You might wonder who could be so reckless as to contemplate an Iran war with the unfinished Iraq war standing as a bloody monument to American hubris. But the sad truth is that the same people who supported the Iraq war, and who profess to believe that it's going well, are beginning to beat the drums for war with Iran. Amid a steady stream of tough talk from the White House, conservative media outlets have run provocative reports on Iran while conservative political organizations have taken out advertisements denouncing its leadership as a grave threat to American security. With the American military machine stretched to its limits in Iraq, the conservative message machine is gearing up for war in Iran.
In fact, the conservative message is much the same as it was on Iraq and it suffers from the same dubious assumption that our enemies are too irrational to be tolerated, bargained with or deterred by superior forces. We are told that Iran is a cruel dictatorship run by madmen who are seeking nuclear weapons in hopes of harming America. Next, presumably, we will be told that military action, and perhaps a regime change, is the sole means of neutralizing this threat. Admittedly, it appears that Iran is pursuing nuclear weapons, but its reasons for doing so and the threat posed by a nuclear Iran deserve closer scrutiny than they have received so far.
The United States and Iran have been at odds ever since the pro-American regime of Shah Mohammed Reza Pahlavi was overthrown in 1979. But until recently, our primary conflict has been the rhetorical sparring of ideological enemies located halfway around the world from one another. We include them in our Axis of Evil and they call us the Great Satan, and we even fight proxy wars in other Middle Eastern countries.
But until recently, the Iranian regime has not had to regard the United States as a genuine threat to its power. This all changed in 2001, when the United States invaded Afghanistan, depositing thousands of troops on Iran's eastern flank. In 2003, the United States invaded Iraq, depositing thousands of troops on Iran's western flank.
Meanwhile Pakistan, Iran's neighbor to the southeast, became an ally in the American war on terrorism, with the result that Iran, previously isolated from American power, became surrounded on three sides by American forces and American allies.
With its strategic position thus weakened and the Bush administration asserting a right to launch preemptive war on any nation it deems threatening, one need not believe that Iran is a rogue state bent on large scale terrorism in order to understand why it wants nuclear weapons. One need only believe that Iran is a nation governed by rational, if repressive, leaders who are seeking to preserve their security in an increasingly dangerous region.
The conservative message would have us believe that Iran is seeking nuclear weapons for the singular purpose of committing nuclear terrorism, but it is far more likely that, having witnessed the fall of Iraq and Afghanistan, Iran's leaders have determined that nuclear deterrence is the only way to be sure that they don't fall next.
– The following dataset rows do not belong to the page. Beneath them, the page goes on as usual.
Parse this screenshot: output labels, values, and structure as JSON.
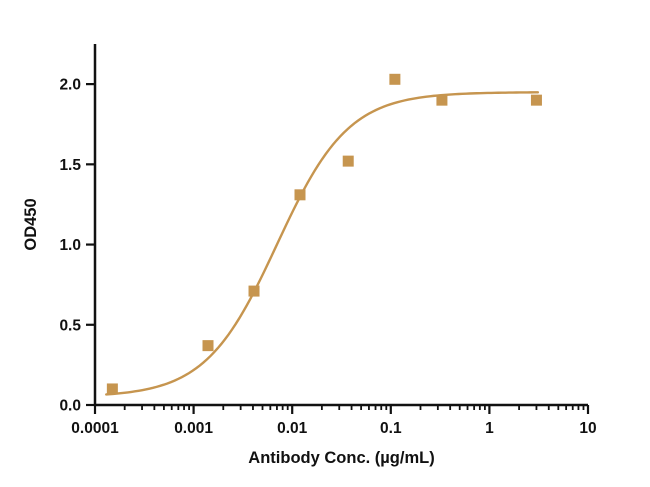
{
  "chart_data": {
    "type": "scatter",
    "title": "",
    "xlabel": "Antibody Conc. (µg/mL)",
    "ylabel": "OD450",
    "xscale": "log",
    "grid": false,
    "legend": "none",
    "xlim": [
      0.0001,
      10
    ],
    "ylim": [
      0,
      2.25
    ],
    "x_ticks": [
      {
        "v": 0.0001,
        "label": "0.0001"
      },
      {
        "v": 0.001,
        "label": "0.001"
      },
      {
        "v": 0.01,
        "label": "0.01"
      },
      {
        "v": 0.1,
        "label": "0.1"
      },
      {
        "v": 1,
        "label": "1"
      },
      {
        "v": 10,
        "label": "10"
      }
    ],
    "y_ticks": [
      {
        "v": 0.0,
        "label": "0.0"
      },
      {
        "v": 0.5,
        "label": "0.5"
      },
      {
        "v": 1.0,
        "label": "1.0"
      },
      {
        "v": 1.5,
        "label": "1.5"
      },
      {
        "v": 2.0,
        "label": "2.0"
      }
    ],
    "points": [
      {
        "x": 0.00015,
        "y": 0.1
      },
      {
        "x": 0.0014,
        "y": 0.37
      },
      {
        "x": 0.0041,
        "y": 0.71
      },
      {
        "x": 0.012,
        "y": 1.31
      },
      {
        "x": 0.037,
        "y": 1.52
      },
      {
        "x": 0.11,
        "y": 2.03
      },
      {
        "x": 0.33,
        "y": 1.9
      },
      {
        "x": 3.0,
        "y": 1.9
      }
    ],
    "fit": {
      "model": "4PL",
      "bottom": 0.05,
      "top": 1.95,
      "ec50": 0.007,
      "hill": 1.2,
      "x_range": [
        0.00013,
        3.1
      ]
    },
    "marker": "square",
    "marker_size": 11,
    "colors": {
      "series": "#c6954f",
      "axis": "#111111",
      "background": "#ffffff"
    }
  }
}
The policy implications of this understanding of Iranian motives are twofold. First, if fear and isolation are at the root of Iran's nuclear ambitions, then the Bush administration would be wise to tone down its rhetoric and scale back its efforts to isolate Iran from the international community. Second, if Iran is seeking nuclear weapons for defensive reasons, then a war aimed at halting its nuclear program may not be worth the cost. A nuclear Iran might be impervious to future invasions, but faced with a preponderance of American forces on its borders and beyond, it would be suicidal for Iran to use nuclear weapons offensively. Deterrence has worked before, and there's no reason to think that it can't work again.
One of the many faults of the Bush administration is its conviction that regimes like Iran are animated by some blind desire to harm the United States, rather than by the simple instinct of self preservation that animates all nations.
And so American foreign policy under the Bush administration has taken no account of the legitimate fears of our adversaries, regarding them only with an unwavering hostility that makes peaceful coexistence impossible. Our enemies are, of course, unfriendly, but if our foreign policy is based on the notion that they are irrational, we have nothing but war to look forward to.